4. Polish Cyberspace Defence Forces must be more transparent in order to attract more people to join. The scope and tasks should be more elaborate because one of the most common causes of leaving cyber military structures or a lack of interest in serving there is boredom and lack of interesting tasks.
5. Polish Cyberspace Defence Forces will not be able to propose better salaries than private sectors. However, they can create an image of elite prestigious components, which attract people and make them very competitive on the commercial market later.
6. Cyber components must be integrated into joint warfare and cooperate closely with other branches of Armed Forces as cyber serves as an enabler and force multiplier for other forces.
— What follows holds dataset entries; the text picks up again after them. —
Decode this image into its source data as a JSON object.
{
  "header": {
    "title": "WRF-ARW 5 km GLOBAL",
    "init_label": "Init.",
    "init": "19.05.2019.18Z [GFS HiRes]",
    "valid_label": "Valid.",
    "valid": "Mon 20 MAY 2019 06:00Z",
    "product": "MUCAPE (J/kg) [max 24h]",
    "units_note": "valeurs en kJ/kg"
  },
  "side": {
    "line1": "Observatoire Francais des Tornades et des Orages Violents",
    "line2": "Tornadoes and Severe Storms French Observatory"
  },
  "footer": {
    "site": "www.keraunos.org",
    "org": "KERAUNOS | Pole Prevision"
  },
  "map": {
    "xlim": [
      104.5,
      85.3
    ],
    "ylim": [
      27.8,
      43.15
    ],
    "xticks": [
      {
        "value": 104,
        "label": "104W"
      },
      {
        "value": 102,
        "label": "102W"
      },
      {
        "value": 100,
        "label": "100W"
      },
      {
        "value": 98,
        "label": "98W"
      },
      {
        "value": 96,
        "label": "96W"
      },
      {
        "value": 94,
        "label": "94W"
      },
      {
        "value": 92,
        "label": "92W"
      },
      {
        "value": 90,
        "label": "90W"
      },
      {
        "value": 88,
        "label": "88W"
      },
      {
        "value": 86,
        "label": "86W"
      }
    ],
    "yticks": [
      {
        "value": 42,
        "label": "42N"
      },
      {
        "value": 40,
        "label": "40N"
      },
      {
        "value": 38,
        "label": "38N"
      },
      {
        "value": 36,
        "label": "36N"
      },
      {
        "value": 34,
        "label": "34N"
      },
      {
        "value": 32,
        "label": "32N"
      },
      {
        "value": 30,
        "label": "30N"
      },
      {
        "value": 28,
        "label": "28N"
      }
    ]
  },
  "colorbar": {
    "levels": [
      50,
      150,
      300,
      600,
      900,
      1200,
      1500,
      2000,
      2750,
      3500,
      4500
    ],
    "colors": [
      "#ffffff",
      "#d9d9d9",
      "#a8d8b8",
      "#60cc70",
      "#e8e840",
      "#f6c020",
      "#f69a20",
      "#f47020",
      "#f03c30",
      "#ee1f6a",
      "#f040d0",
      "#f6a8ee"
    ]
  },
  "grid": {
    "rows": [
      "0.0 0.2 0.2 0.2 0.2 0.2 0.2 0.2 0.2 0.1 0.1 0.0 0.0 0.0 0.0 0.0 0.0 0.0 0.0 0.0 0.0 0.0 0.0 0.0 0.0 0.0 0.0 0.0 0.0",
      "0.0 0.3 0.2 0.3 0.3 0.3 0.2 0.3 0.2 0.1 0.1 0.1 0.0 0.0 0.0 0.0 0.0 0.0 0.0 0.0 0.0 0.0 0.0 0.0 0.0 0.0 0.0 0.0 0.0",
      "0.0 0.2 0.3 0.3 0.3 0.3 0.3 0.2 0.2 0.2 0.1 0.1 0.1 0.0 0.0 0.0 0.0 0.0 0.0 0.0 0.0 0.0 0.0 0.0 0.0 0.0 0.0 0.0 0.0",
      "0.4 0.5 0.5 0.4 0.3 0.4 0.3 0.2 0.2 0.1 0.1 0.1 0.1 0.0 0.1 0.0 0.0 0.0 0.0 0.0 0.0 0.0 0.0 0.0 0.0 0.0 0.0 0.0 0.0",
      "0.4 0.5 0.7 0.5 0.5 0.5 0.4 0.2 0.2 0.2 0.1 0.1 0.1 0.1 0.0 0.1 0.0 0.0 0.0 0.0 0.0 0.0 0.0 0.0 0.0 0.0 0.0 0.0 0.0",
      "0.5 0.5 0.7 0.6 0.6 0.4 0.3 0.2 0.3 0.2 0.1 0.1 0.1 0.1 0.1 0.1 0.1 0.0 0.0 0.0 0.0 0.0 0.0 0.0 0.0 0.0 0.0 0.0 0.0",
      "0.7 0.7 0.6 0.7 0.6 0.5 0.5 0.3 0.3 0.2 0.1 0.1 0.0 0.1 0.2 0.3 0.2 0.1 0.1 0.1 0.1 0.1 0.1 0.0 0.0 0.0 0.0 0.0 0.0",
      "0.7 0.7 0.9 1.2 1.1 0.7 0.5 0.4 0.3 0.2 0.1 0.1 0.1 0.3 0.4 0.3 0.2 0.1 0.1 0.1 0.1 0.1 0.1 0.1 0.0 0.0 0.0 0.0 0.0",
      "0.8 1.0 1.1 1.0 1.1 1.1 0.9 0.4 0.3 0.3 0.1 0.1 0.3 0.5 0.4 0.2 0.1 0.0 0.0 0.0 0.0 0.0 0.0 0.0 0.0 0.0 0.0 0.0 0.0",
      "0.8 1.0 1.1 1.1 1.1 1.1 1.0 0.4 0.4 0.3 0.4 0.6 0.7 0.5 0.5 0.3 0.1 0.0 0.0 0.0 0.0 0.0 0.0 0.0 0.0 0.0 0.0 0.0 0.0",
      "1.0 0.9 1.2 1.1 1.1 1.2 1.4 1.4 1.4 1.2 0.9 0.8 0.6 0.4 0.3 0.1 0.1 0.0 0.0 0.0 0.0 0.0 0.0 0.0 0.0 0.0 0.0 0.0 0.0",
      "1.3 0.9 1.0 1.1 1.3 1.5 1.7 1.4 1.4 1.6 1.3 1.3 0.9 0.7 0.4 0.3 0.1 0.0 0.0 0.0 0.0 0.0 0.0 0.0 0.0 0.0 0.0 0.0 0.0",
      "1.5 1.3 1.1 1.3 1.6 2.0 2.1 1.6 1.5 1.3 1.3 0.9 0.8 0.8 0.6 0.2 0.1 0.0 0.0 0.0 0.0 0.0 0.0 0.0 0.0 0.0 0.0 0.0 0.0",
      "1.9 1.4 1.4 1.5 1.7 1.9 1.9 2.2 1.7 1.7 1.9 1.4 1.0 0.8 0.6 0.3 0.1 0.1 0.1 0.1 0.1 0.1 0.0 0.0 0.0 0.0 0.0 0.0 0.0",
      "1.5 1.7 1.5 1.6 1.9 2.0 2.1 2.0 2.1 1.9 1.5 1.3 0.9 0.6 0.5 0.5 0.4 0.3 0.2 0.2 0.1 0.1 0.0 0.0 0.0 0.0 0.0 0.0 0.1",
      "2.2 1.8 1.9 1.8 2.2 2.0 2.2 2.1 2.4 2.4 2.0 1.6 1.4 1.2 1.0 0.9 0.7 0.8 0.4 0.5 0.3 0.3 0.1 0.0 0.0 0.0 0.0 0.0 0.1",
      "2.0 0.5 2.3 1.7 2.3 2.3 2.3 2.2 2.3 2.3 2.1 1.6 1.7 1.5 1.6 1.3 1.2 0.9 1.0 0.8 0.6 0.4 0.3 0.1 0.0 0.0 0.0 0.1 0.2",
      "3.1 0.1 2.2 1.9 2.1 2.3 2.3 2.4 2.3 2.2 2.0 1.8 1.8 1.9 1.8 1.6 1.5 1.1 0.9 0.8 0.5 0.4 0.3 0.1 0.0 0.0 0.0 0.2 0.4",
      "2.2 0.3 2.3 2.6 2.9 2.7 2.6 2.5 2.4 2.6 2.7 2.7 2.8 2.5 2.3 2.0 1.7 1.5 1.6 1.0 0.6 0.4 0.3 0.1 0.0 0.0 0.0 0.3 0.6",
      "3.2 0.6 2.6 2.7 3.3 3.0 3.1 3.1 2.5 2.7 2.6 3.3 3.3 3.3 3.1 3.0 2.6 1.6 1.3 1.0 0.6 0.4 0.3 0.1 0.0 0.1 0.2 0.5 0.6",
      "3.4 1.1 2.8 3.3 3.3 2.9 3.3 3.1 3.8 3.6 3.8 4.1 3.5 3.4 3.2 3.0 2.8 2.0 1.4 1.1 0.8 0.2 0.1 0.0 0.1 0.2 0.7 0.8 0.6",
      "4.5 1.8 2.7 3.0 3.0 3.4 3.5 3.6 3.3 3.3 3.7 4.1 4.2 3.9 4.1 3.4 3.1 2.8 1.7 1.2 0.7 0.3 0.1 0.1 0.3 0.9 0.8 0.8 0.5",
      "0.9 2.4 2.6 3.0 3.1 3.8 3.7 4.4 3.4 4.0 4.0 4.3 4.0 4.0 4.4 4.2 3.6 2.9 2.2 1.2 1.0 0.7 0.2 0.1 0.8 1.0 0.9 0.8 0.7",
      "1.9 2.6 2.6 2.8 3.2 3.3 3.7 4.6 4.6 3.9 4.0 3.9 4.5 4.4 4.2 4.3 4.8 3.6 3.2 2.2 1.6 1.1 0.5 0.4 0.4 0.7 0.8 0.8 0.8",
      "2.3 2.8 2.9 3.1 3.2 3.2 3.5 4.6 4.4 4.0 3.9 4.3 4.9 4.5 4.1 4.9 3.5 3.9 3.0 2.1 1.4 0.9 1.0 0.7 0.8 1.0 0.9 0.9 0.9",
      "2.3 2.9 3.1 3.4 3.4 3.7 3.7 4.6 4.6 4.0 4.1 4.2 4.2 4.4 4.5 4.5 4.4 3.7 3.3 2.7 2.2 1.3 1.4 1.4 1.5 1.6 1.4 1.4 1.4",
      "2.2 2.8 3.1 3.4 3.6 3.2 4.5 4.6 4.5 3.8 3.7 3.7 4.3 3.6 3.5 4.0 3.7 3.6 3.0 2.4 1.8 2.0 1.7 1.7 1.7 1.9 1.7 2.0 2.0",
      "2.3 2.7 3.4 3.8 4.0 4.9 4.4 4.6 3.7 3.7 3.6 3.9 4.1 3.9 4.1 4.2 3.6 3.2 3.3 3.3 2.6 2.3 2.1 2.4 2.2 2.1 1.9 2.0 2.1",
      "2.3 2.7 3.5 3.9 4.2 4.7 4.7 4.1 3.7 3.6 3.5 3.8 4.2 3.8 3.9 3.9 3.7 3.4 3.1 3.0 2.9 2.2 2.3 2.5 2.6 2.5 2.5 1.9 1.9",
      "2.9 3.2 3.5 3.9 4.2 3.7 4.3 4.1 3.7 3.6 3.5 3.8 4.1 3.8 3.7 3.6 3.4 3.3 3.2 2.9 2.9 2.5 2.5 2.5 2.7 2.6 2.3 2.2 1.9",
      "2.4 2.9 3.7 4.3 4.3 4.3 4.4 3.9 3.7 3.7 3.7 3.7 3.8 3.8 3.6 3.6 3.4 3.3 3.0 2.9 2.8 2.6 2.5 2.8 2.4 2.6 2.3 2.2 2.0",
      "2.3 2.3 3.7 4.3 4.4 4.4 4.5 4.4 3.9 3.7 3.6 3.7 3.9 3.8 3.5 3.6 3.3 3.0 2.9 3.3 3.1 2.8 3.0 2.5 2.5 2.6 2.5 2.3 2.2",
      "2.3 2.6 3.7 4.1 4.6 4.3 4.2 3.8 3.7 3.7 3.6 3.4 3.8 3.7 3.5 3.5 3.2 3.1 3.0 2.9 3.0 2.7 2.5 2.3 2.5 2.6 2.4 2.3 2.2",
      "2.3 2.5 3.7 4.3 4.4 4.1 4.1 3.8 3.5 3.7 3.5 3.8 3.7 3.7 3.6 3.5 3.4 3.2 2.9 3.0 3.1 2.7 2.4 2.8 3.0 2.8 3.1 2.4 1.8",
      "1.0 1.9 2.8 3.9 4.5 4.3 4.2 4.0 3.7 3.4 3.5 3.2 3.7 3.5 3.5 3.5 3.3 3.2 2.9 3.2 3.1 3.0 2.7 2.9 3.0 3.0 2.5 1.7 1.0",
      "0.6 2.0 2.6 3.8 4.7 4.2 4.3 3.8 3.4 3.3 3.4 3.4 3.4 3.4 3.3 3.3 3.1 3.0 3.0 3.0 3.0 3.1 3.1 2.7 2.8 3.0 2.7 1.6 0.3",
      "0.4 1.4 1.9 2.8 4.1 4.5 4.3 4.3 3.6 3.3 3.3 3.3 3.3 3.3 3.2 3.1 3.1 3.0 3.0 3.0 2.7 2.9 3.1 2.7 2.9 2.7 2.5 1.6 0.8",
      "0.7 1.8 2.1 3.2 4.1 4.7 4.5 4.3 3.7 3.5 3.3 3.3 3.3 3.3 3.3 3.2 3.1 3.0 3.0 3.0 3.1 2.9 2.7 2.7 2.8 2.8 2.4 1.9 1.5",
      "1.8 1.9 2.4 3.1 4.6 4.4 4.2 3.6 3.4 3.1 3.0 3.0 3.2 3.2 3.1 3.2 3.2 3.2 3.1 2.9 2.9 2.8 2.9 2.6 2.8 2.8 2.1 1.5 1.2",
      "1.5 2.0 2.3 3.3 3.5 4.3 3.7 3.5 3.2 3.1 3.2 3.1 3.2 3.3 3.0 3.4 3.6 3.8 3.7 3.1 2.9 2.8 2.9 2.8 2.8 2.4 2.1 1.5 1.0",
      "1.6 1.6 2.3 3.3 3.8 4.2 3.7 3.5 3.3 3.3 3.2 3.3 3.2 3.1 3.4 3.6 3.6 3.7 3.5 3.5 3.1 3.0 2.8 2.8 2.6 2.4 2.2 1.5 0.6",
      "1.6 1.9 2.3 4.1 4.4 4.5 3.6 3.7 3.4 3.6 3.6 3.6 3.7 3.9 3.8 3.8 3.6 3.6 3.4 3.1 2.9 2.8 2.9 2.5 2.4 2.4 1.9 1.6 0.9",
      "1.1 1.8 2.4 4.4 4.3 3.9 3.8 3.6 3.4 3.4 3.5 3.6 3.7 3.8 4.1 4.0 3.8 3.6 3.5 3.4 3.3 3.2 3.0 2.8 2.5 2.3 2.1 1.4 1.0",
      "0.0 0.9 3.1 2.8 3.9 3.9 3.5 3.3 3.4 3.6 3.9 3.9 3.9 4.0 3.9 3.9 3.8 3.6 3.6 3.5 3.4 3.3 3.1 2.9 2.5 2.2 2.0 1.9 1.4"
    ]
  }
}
It should be practiced during military drills.

Author: Andrzej Kozłowski, Head of Research Office, Casimir Pulaski Foundation

[1] Operation Buckshot Yankee was a 14-month operation to eliminate the malicious code which was put into a USG port from a laptop in the United States Central Command. It was one of the most serious incidents in the history of the US military.

[2] The Article 3 of The North Atlantic Treaty: “In order more effectively to achieve the objectives of this Treaty, the Parties, separately and jointly, by means of continuous and effective self-help and mutual aid, will maintain and develop their individual and collective capacity to resist armed attack”.